This article was published in the Lenoir News-Topic.

Sawmills resident Gaden Nichols got up early the morning of June 1, made it to Hickory by 6:30 a.m., and ran 13.1 miles. With a time of two hours and 19 minutes, he finished third in his age division in the Charity Chase Half Marathon.

He wasn’t the only Caldwell County resident to run in the race, but there was something a little unusual about him. At 11 years old, he was younger than all the other participants in the race – more than 400 of them. He ran in the 11-14 age division.

“Every time I was passed by somebody, they were like, ‘Oh, you’re the youngest runner!’” said Gaden, who just finished fifth grade.  He trained for the race with Phillip Harkey, the P.E. teacher at Sawmills Elementary, who sponsors a running club at the school.

Gaden started running with the club just to try it – but he quickly realized he was good at it. When he continued to finish races at the front of the pack, Harkey asked him if he wanted to try a half marathon.

Training started just after spring break. While his friends were having sleepovers and collapsing in front of the TV after checking off their homework duties, Gaden ran. Tuesdays were 3-mile days, and Thursdays were for longer distances. Saturdays were for organized 5k races (five kilometers is about 3.1 miles).

He started the race with excitement, ready to see whether he could do it and how he’d finish. As the time drummed on, he started looking for mile markers.

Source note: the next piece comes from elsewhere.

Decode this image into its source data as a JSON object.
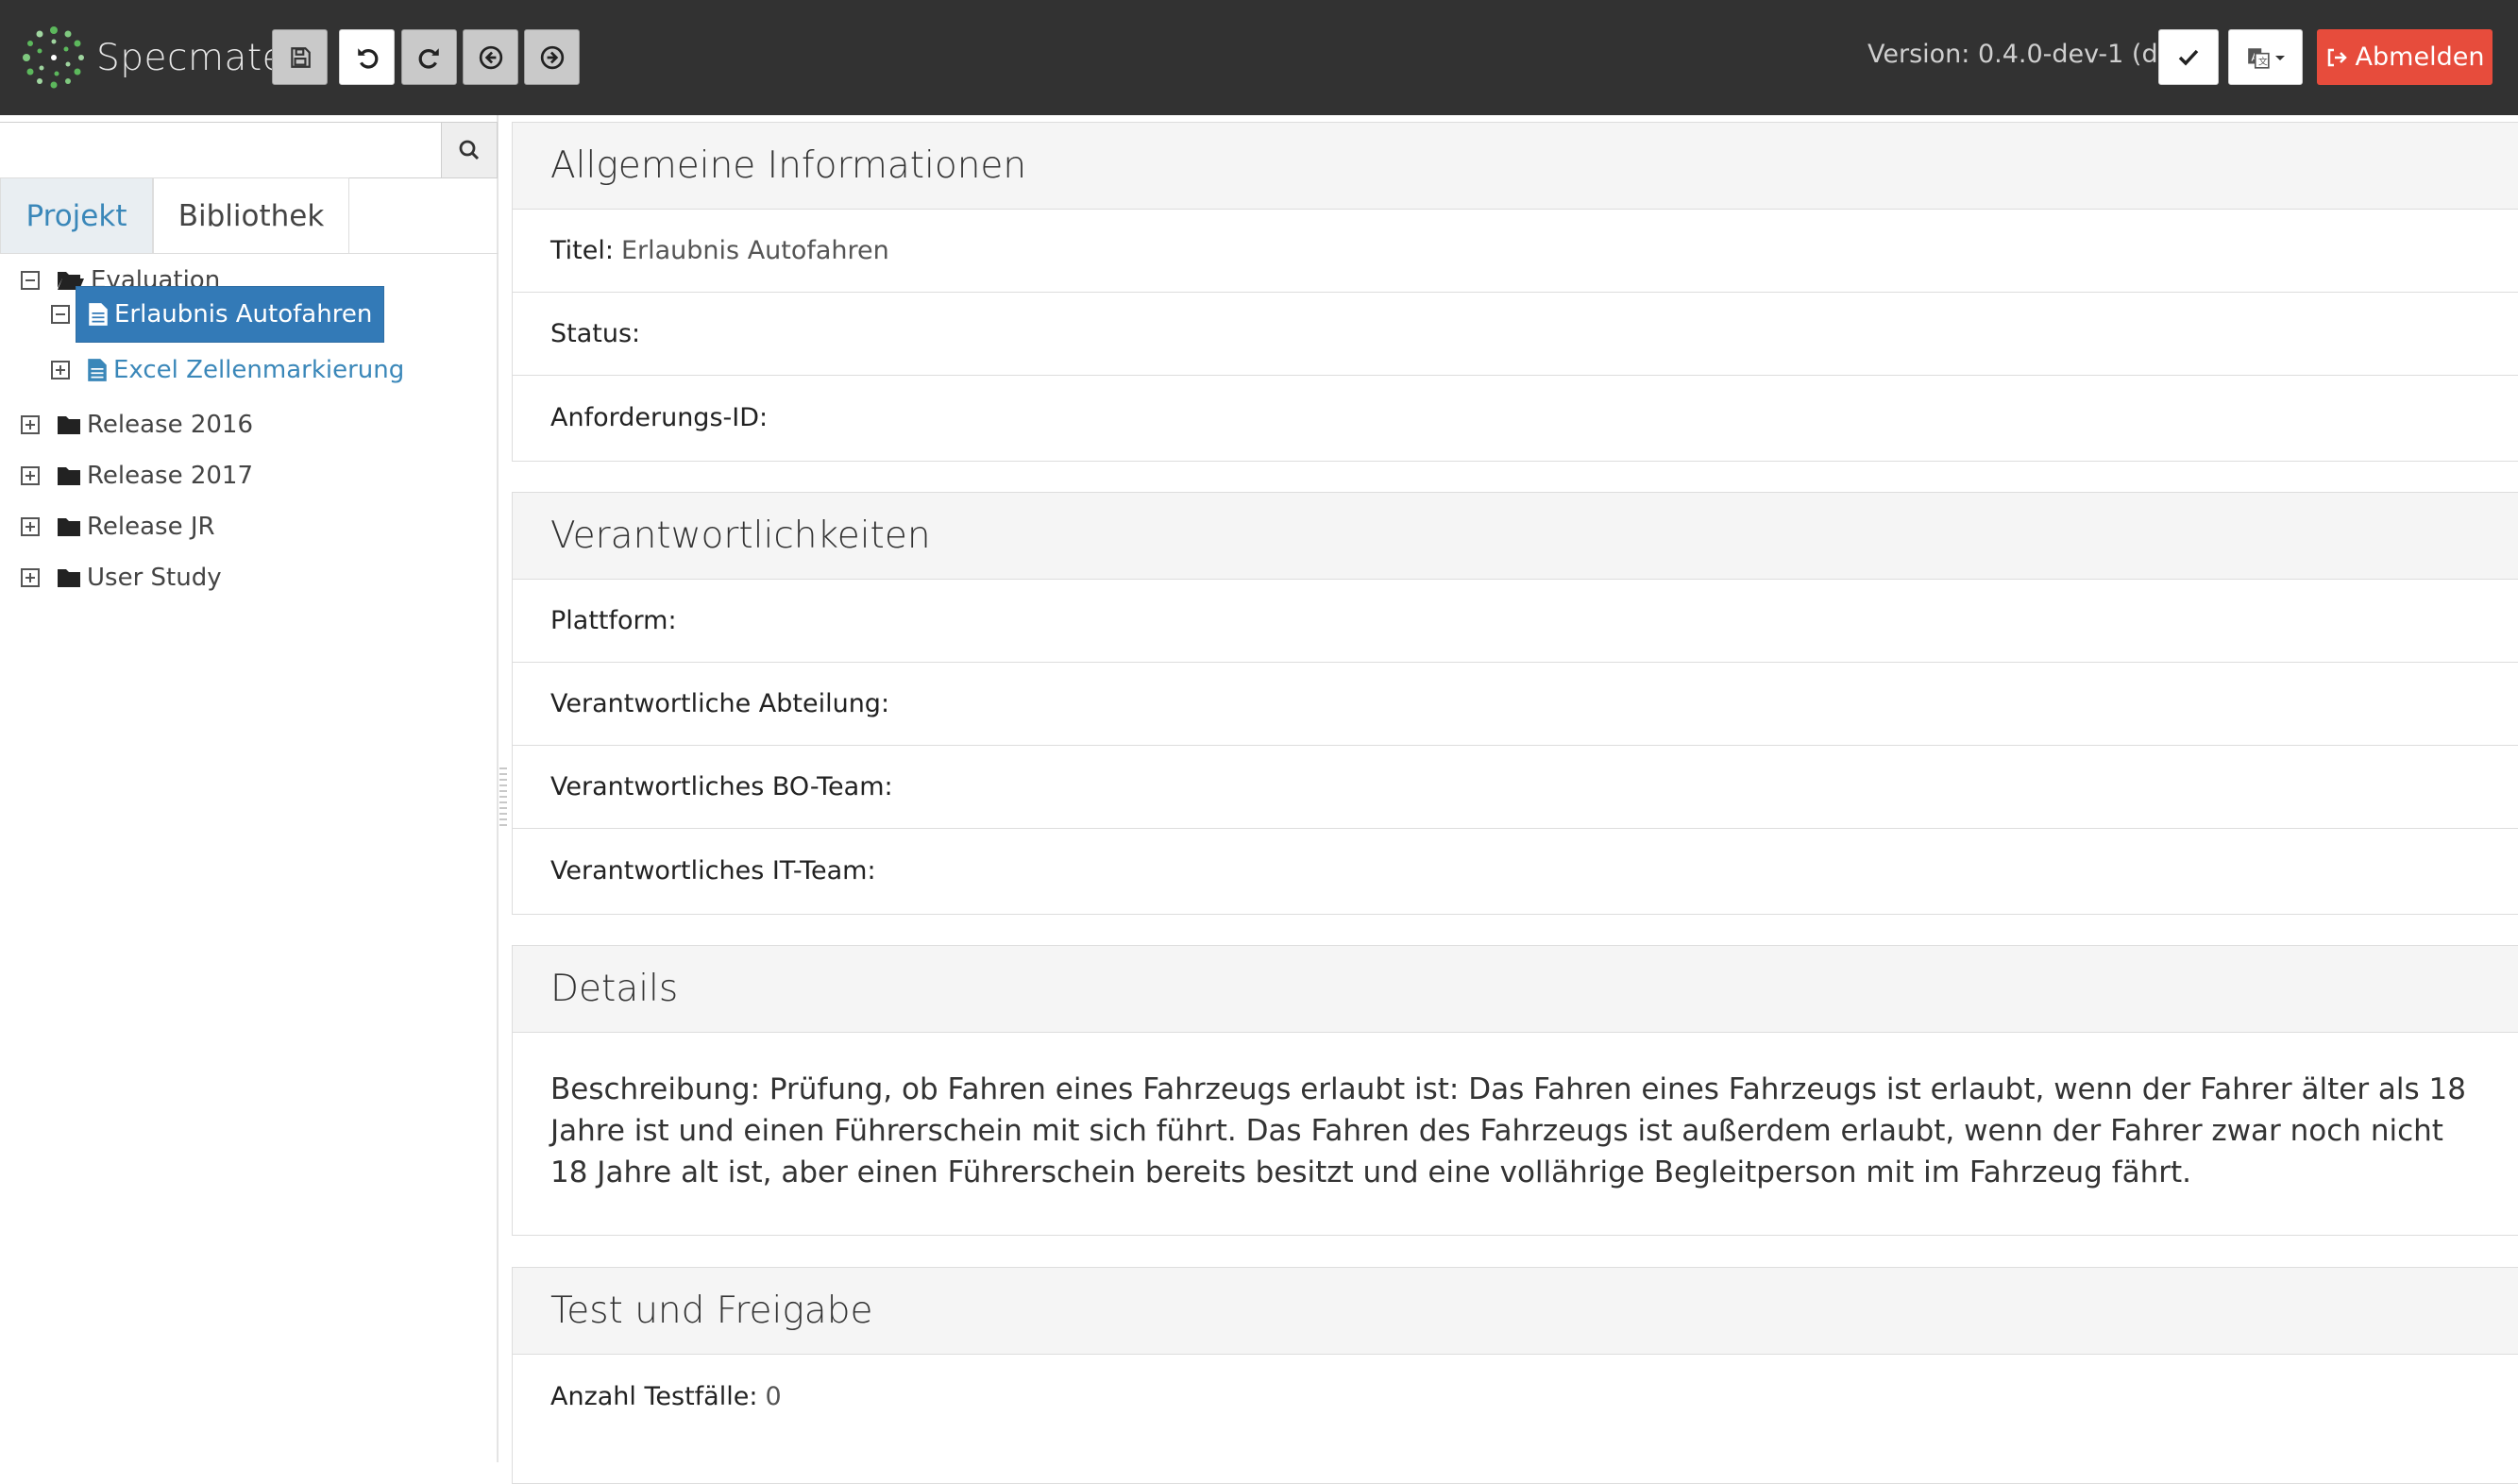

Halfway through, he said, he was “looking for the 12” – scanning markers for a sign that he was aboutu a mile away from being done.

Gaden’s mom, Kim Nichols, stood on the sidelines cheering him on. Once a runner herself, Nichols had hurt her knees and wasn’t able to run the race alongside her son.

“It’s a huge accomplishment, and it was a lot of practice and a lot of days where he couldn’t stay the night or couldn’t go to anybody’s house or couldn’t stay up late, because he had to be in bed for a race – had to stay rested, had to have protein shakes after every run,” Nichols said. “He did really well. We were super excited for him, and so proud of him.”

Though his mom is a former runner, it’s something else that pushes Gaden through runs, races and practices. Gaden is fiercely competitive, Nichols said.

For the half marathon, he singled out a competitor – a Sawmills Elementary alumna who had also trained with Harkey. He wanted to see if he could beat someone with the same training as him.

When the dust settled, he found out he had – by two minutes.

“Trying to win,” he said, “really motivated me.”

Now that he’s done his half marathon, Gaden will stick to 5k and 10k races – at least for a while. But a marathon isn’t totally off the table in the future, his mother thinks.

“That is a possibility,” Nichols said as Gaden shrugged. “He might.”